Amusing GT article, courtesy of The Guardian
I found this on the Guardian's website and thought it was amusing. Makes me want one even more now! ( Not the diesel, obviously. )
The Italian stallion
Alfa's slick new GT could well be the most thrilling diesel car on the road today
Tuesday May 18, 2004
The new Alfa Romeo GT couldn't be more Italian if it was made of ice cream. And if it was made of ice cream, it would be licking itself until it was all gone. Everything is in place: the enviable swagger, the admirable self-certainty; the sense the car gives off that it would be happier away from your drive and slaloming down a mountain towards a seaside town in Liguria; the sense it also gives off that it would prefer you to be better dressed than you are, and perhaps in possession of some cooler sunglasses; plus the high style that is so high that it is almost ready to come down on the other side as kitsch.
There's a plate on each side of the car, carefully concealed where you can't miss it, celebrating the design studio that did its styling: "disegno BERTONE". It's labelled like a suit, in other words. You don't get that on your Vauxhall Vectra.
The new GT has, says Alfa, "all the charm of past Alfa Romeos, blended with the passion and refined elegance seen in our cars of today". That's puffery, of course. If you tried to force all the charm of past Alfa Romeos into one single Gran Turismo sports coupé, it would explode, causing devastation and an ecologically disastrous charm-slick across a 400-mile radius. But the new GT does look like it has come from somewhere with a history of building this kind of vehicle, while at the same time seeming unmistakably of its moment.
There's no antique gimmickry. Rather, you get all the details of the contemporary Alfa, but just that little bit further evolved. The trademark, five-strut, shield-shaped chromium grille (which seems to resemble ever more closely the gate off some sci-fi correctional facility) is bigger than it has ever been. In 10 years' time, if this trend continues, you'll be having trouble seeing past it from the driving seat.

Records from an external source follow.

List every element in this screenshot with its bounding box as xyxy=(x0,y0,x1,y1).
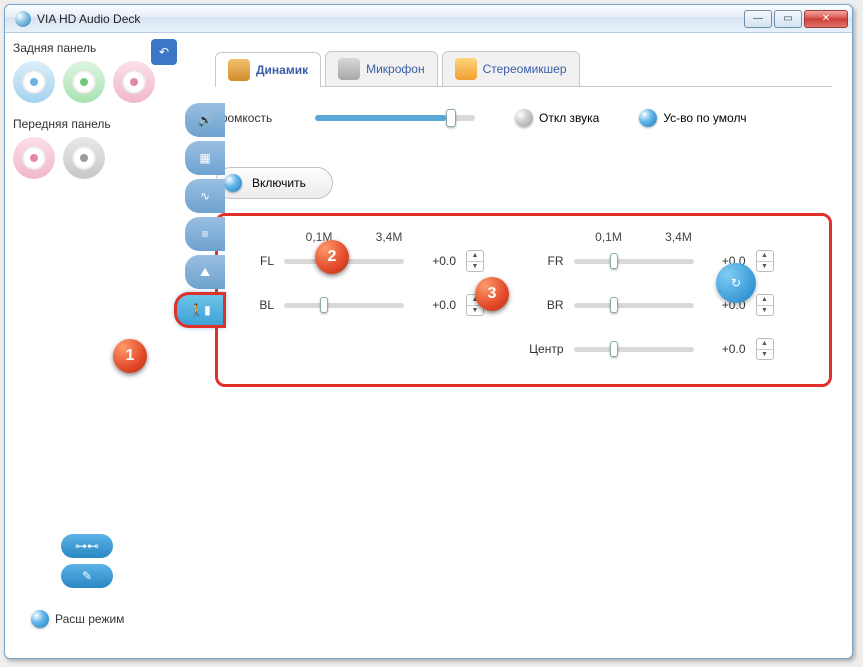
volume-slider[interactable] xyxy=(315,115,475,121)
marker-1: 1 xyxy=(113,339,147,373)
channel-value: +0.0 xyxy=(704,342,746,356)
pill-wave-icon[interactable]: ∿ xyxy=(185,179,225,213)
undo-icon[interactable]: ↶ xyxy=(151,39,177,65)
jack-green[interactable] xyxy=(63,61,105,103)
app-icon xyxy=(15,11,31,27)
tool-button[interactable]: ✎ xyxy=(61,564,113,588)
jack-front-pink[interactable] xyxy=(13,137,55,179)
pill-eq-icon[interactable]: ≡ xyxy=(185,217,225,251)
client-area: ↶ Задняя панель Передняя панель ⊶⊷ ✎ Рас… xyxy=(5,33,852,658)
channel-spinner[interactable]: ▲▼ xyxy=(466,250,484,272)
front-panel-label: Передняя панель xyxy=(13,117,179,131)
scale-max-l: 3,4M xyxy=(354,230,424,244)
channel-slider[interactable] xyxy=(574,259,694,264)
marker-3: 3 xyxy=(475,277,509,311)
left-panel: ↶ Задняя панель Передняя панель ⊶⊷ ✎ Рас… xyxy=(5,33,185,658)
channel-value: +0.0 xyxy=(414,254,456,268)
category-pills: 🔊 ▦ ∿ ≡ ⛰ 🚶▮ xyxy=(185,103,225,327)
tab-mixer[interactable]: Стереомикшер xyxy=(442,51,580,86)
jack-blue[interactable] xyxy=(13,61,55,103)
speaker-icon xyxy=(228,59,250,81)
mute-radio[interactable] xyxy=(515,109,533,127)
channel-name: FR xyxy=(524,254,564,268)
scale-max-r: 3,4M xyxy=(644,230,714,244)
tab-mic-label: Микрофон xyxy=(366,62,424,76)
front-jacks xyxy=(13,137,179,179)
titlebar[interactable]: VIA HD Audio Deck — ▭ ✕ xyxy=(5,5,852,33)
channel-spinner[interactable]: ▲▼ xyxy=(756,294,774,316)
channel-spinner[interactable]: ▲▼ xyxy=(756,250,774,272)
channel-name: Центр xyxy=(524,342,564,356)
scale-min-l: 0,1M xyxy=(284,230,354,244)
tab-mic[interactable]: Микрофон xyxy=(325,51,437,86)
channel-slider[interactable] xyxy=(284,303,404,308)
tab-speaker-label: Динамик xyxy=(256,63,308,77)
channel-spinner[interactable]: ▲▼ xyxy=(756,338,774,360)
tab-speaker[interactable]: Динамик xyxy=(215,52,321,87)
mode-label: Расш режим xyxy=(55,612,124,626)
tabs: Динамик Микрофон Стереомикшер xyxy=(215,51,832,87)
channel-name: FL xyxy=(234,254,274,268)
app-window: VIA HD Audio Deck — ▭ ✕ ↶ Задняя панель … xyxy=(4,4,853,659)
pill-room-icon[interactable]: 🚶▮ xyxy=(175,293,225,327)
channel-row: FR+0.0▲▼ xyxy=(524,250,814,272)
jack-pink[interactable] xyxy=(113,61,155,103)
channel-row: FL +0.0 ▲▼ xyxy=(234,250,524,272)
mic-icon xyxy=(338,58,360,80)
connector-button[interactable]: ⊶⊷ xyxy=(61,534,113,558)
channel-slider[interactable] xyxy=(574,347,694,352)
close-button[interactable]: ✕ xyxy=(804,10,848,28)
main-panel: Динамик Микрофон Стереомикшер Громкость xyxy=(185,33,852,658)
tab-mixer-label: Стереомикшер xyxy=(483,62,567,76)
back-jacks xyxy=(13,61,179,103)
channel-name: BR xyxy=(524,298,564,312)
minimize-button[interactable]: — xyxy=(744,10,772,28)
pill-volume-icon[interactable]: 🔊 xyxy=(185,103,225,137)
mute-label: Откл звука xyxy=(539,111,599,125)
channel-row: BR+0.0▲▼ xyxy=(524,294,814,316)
default-label: Ус-во по умолч xyxy=(663,111,746,125)
mode-radio[interactable] xyxy=(31,610,49,628)
enable-label: Включить xyxy=(252,176,306,190)
maximize-button[interactable]: ▭ xyxy=(774,10,802,28)
enable-radio-icon xyxy=(224,174,242,192)
channel-value: +0.0 xyxy=(414,298,456,312)
reset-button[interactable]: ↻ xyxy=(716,263,756,303)
mixer-icon xyxy=(455,58,477,80)
default-radio[interactable] xyxy=(639,109,657,127)
channel-row: Центр +0.0 ▲▼ xyxy=(524,338,814,360)
volume-label: Громкость xyxy=(215,111,295,125)
pill-scene-icon[interactable]: ⛰ xyxy=(185,255,225,289)
channel-slider[interactable] xyxy=(574,303,694,308)
channel-name: BL xyxy=(234,298,274,312)
enable-toggle[interactable]: Включить xyxy=(215,167,333,199)
window-title: VIA HD Audio Deck xyxy=(37,12,744,26)
jack-front-grey[interactable] xyxy=(63,137,105,179)
pill-speakers-icon[interactable]: ▦ xyxy=(185,141,225,175)
scale-min-r: 0,1M xyxy=(574,230,644,244)
marker-2: 2 xyxy=(315,240,349,274)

There isn't a single line or mark on the body of this car that does not bespeak months of anguished over-pencilling in the pages of an Italian designer's sketchbook. The pillar between the front seats and the plausibly useable twin seats in the back is cunningly concealed behind the window glass to give the car that sleekly glazed coupé look.
The rear window falls away so slowly that it's virtually flat the whole way and past the wheel arches when it reaches its lowest point. It eventually sinks into a bulked-up boot-and-bumper combo, giving the car an aerodynamic wedge shape. Even parked, it appears to be sniffing for the next available horizon.

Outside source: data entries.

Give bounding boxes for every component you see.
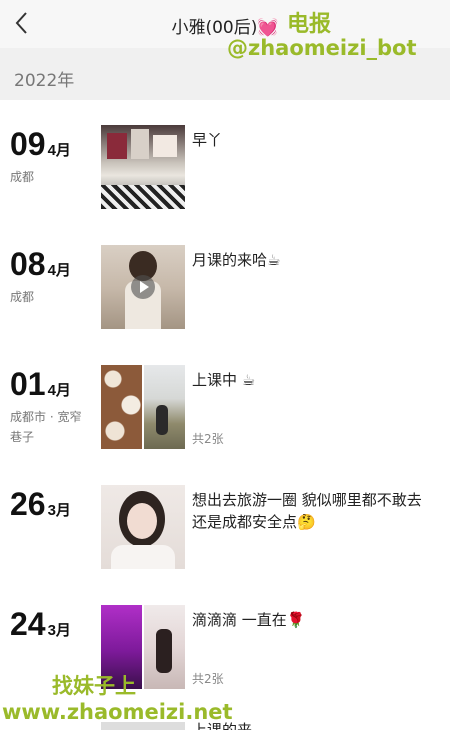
post-day: 24 bbox=[10, 606, 46, 642]
year-label: 2022年 bbox=[14, 71, 75, 91]
photo-landscape bbox=[144, 365, 185, 449]
post-date: 24 3月 bbox=[10, 605, 71, 650]
post-month: 4月 bbox=[47, 142, 71, 159]
post-date: 08 4月 bbox=[10, 245, 71, 290]
post-text: 滴滴滴 一直在🌹 bbox=[192, 611, 306, 629]
post-date: 01 4月 bbox=[10, 365, 71, 410]
photo-food bbox=[101, 365, 142, 449]
post-item[interactable]: 08 4月 成都 月课的来哈☕ bbox=[0, 245, 450, 355]
post-day: 01 bbox=[10, 366, 46, 402]
post-day: 08 bbox=[10, 246, 46, 282]
heart-icon: 💓 bbox=[257, 18, 279, 38]
photo-count: 共2张 bbox=[192, 672, 224, 686]
post-month: 3月 bbox=[47, 502, 71, 519]
photo-count: 共2张 bbox=[192, 432, 224, 446]
post-item[interactable]: 09 4月 成都 早丫 bbox=[0, 125, 450, 235]
post-item[interactable]: 26 3月 想出去旅游一圈 貌似哪里都不敢去 还是成都安全点🤔 bbox=[0, 485, 450, 595]
watermark-bottom-line2: www.zhaomeizi.net bbox=[2, 700, 233, 724]
post-month: 4月 bbox=[47, 382, 71, 399]
post-day: 26 bbox=[10, 486, 46, 522]
post-day: 09 bbox=[10, 126, 46, 162]
title-text: 小雅(00后) bbox=[171, 18, 258, 38]
post-month: 4月 bbox=[47, 262, 71, 279]
post-text: 月课的来哈☕ bbox=[192, 251, 281, 269]
post-item[interactable]: 01 4月 成都市 · 宽窄巷子 上课中 ☕ 共2张 bbox=[0, 365, 450, 475]
post-text: 想出去旅游一圈 貌似哪里都不敢去 还是成都安全点🤔 bbox=[192, 491, 422, 531]
post-month: 3月 bbox=[47, 622, 71, 639]
photo-mirror bbox=[144, 605, 185, 689]
post-text: 上课中 ☕ bbox=[192, 371, 256, 389]
watermark-bottom-line1: 找妹子上 bbox=[52, 674, 136, 698]
post-location: 成都 bbox=[10, 290, 35, 304]
post-text: 早丫 bbox=[192, 131, 223, 149]
watermark-top-line1: 电报 bbox=[287, 12, 332, 37]
post-video-thumbnail[interactable] bbox=[101, 245, 185, 329]
watermark-top-line2: @zhaomeizi_bot bbox=[227, 36, 417, 60]
post-thumbnail[interactable] bbox=[101, 365, 185, 449]
post-location: 成都市 · 宽窄巷子 bbox=[10, 410, 82, 444]
play-icon[interactable] bbox=[131, 275, 155, 299]
post-date: 26 3月 bbox=[10, 485, 71, 530]
post-thumbnail[interactable] bbox=[101, 485, 185, 569]
post-thumbnail[interactable] bbox=[101, 125, 185, 209]
post-location: 成都 bbox=[10, 170, 35, 184]
post-date: 09 4月 bbox=[10, 125, 71, 170]
page-title: 小雅(00后)💓 bbox=[0, 13, 450, 38]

Inside, too, the car has been poignantly readied to style you into submission. Does your car have a designated jewellery-box-style, spring-loaded sliding drawer for your credit cards? The Alfa GT does, bang in the middle of the dash, next to the pop-out cupholder. It begs the question, of course, about who gets into a car holding a fistful of credit cards. Not even footballers, one supposes, who tend to have wallets and pockets like the rest of us. Still, it's a thoughtful touch.
The day Alfa incorporates a digital speedometer is the day speed-lovers find a ditch to lie face-down in. Here, traditional analogue clocks with crisp modern faces sit within achingly fashionable hoods. The interior of mine, snug in a sporty way, but by no means cramped, was decked with satin-touch plastic and the seats were cloaked in black Alfatex, a material of Alfa's own devising, plush, but naff as only velvety things can be. It was like standing very close to Jimmy Tarbuck during the 70s. Leather may be the more sensible option.

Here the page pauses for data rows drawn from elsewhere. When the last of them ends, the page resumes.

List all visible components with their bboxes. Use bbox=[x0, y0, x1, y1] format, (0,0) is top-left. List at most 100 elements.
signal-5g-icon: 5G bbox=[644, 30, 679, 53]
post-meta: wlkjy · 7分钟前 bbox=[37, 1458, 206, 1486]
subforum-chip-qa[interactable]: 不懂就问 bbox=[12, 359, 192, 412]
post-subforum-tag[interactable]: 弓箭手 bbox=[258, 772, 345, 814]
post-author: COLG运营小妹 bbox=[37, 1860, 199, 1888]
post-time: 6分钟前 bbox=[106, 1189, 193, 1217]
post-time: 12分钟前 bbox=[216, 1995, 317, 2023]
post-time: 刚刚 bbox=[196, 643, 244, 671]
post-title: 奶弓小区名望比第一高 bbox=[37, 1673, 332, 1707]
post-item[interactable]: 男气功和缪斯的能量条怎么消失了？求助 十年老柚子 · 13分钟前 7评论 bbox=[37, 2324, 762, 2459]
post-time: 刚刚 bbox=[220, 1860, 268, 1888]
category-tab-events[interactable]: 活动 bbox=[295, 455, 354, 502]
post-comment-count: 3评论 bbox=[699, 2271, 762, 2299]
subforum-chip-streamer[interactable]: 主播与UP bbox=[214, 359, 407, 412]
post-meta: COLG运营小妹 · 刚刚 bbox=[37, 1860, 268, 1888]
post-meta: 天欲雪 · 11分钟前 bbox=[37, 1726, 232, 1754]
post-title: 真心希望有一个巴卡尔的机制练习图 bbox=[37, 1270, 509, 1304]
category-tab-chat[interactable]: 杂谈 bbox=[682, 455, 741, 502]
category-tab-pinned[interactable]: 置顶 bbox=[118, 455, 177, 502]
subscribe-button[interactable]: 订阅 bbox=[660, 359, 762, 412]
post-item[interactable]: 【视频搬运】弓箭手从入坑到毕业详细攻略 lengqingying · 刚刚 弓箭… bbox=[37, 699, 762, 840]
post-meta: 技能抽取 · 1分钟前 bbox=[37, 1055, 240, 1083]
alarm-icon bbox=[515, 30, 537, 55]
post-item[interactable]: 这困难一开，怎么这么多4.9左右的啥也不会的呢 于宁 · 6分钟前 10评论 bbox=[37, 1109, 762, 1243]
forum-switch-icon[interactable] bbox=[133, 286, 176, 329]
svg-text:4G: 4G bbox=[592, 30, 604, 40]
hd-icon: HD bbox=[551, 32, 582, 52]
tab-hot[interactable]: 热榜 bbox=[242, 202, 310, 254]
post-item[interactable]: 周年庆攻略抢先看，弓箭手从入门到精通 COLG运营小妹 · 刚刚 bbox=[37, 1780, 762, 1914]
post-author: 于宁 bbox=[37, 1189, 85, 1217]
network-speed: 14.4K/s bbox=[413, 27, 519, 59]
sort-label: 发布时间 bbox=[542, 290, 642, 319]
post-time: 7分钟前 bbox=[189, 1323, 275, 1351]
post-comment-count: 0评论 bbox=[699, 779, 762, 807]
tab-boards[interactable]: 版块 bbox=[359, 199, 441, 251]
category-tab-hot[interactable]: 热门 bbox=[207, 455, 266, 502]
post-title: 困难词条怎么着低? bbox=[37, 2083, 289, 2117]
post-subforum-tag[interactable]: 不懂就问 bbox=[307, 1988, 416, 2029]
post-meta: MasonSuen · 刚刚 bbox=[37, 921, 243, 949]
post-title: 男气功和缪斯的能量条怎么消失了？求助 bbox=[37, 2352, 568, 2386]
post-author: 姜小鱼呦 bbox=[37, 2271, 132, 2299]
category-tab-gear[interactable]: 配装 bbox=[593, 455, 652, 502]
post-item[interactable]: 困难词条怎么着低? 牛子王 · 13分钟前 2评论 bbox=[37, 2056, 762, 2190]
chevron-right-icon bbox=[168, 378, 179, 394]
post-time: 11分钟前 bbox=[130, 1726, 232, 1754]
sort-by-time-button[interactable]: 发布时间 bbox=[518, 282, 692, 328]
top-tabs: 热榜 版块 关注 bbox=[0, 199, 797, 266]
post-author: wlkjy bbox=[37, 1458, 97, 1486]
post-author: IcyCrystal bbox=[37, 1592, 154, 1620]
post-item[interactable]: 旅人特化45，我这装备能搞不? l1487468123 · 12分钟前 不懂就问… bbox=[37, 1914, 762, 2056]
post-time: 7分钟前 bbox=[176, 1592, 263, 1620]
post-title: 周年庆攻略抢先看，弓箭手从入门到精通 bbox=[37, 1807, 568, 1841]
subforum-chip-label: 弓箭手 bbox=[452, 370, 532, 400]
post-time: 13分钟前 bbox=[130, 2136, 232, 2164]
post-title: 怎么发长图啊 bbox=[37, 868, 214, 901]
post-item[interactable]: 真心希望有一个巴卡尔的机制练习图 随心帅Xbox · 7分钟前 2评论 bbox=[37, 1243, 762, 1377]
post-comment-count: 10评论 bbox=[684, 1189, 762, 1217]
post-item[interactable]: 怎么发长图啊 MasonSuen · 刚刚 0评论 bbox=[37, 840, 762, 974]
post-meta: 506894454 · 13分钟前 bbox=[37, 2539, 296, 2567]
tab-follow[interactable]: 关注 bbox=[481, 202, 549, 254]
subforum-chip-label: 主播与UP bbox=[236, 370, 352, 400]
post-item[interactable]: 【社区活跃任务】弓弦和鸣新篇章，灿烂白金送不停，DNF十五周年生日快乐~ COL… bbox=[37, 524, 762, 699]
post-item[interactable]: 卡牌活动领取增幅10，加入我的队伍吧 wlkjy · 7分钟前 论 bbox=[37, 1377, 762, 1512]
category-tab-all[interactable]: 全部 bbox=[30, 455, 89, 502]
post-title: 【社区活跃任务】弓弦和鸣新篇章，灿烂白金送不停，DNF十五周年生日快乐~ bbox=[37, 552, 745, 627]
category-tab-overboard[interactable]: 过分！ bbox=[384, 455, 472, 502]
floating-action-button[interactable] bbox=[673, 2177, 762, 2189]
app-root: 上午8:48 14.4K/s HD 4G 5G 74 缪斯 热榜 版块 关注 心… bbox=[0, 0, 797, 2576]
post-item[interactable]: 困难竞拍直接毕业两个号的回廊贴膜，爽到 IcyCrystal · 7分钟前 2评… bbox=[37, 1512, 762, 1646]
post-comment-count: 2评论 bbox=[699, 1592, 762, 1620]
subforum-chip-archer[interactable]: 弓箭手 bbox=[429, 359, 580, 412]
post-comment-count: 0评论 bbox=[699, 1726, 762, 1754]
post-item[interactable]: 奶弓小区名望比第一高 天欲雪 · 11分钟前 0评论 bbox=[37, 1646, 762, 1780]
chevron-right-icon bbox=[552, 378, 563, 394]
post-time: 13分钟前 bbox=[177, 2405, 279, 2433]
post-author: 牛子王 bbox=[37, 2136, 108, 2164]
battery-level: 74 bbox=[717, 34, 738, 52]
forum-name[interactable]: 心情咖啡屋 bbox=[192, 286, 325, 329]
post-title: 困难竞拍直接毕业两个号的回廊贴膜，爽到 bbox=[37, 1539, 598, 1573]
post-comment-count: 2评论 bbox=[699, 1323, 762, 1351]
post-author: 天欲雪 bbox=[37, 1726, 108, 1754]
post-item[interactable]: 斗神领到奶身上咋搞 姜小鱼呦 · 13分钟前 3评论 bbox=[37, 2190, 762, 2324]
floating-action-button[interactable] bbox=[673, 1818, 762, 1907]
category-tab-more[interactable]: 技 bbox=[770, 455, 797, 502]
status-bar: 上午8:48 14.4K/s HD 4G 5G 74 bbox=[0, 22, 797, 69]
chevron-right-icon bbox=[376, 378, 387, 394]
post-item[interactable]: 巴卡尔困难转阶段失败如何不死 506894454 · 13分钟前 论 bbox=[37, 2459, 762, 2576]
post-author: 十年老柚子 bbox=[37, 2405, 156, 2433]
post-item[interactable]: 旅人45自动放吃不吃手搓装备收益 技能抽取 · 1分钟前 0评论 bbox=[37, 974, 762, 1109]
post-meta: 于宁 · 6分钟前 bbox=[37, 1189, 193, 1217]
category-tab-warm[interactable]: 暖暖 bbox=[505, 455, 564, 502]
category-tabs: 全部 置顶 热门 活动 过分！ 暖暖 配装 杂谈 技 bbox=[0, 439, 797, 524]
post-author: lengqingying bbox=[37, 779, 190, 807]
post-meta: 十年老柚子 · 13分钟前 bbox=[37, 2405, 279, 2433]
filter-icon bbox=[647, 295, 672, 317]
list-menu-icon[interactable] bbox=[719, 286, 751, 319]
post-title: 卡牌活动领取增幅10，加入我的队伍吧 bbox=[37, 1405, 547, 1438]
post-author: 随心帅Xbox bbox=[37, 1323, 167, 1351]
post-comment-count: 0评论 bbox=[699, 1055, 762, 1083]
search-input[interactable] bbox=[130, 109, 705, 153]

Either way, the car goes like the clappers and handles as if gifted with an intelligence far shrewder and swifter into action than one's own - which is a dangerous illusion for a driver to labour under, one appreciates, though it brings its own reassuring comforts, none the less.
The one minor drawback was that Alfa sent us the 1.9 diesel version and the idea of a diesel-fuelled GT, though not as howlingly self-contradictory as it would have been as recently as five years ago, still brings one up short.
One must never underestimate the advances that have been made in this particular area. Here is a diesel-powered car that can accelerate to 60mph in less than 10 seconds, and without requiring provision for an overnight stay.
I believe, too, Alfa when it says that the pulling power of this specially designed, turbo-charged, multi-injection system engine outperforms even the 3.2 litre petrol V6 version of the car. The question is whether, when you turn the key in an Alfa GT, you can live with the disappointment of hearing the distinctive, ice-cream-wouldn't-melt, joggle and rattle of a black cab - albeit a very quiet and handsomely tooled black cab. And a very fast one. But there are other options if you can't.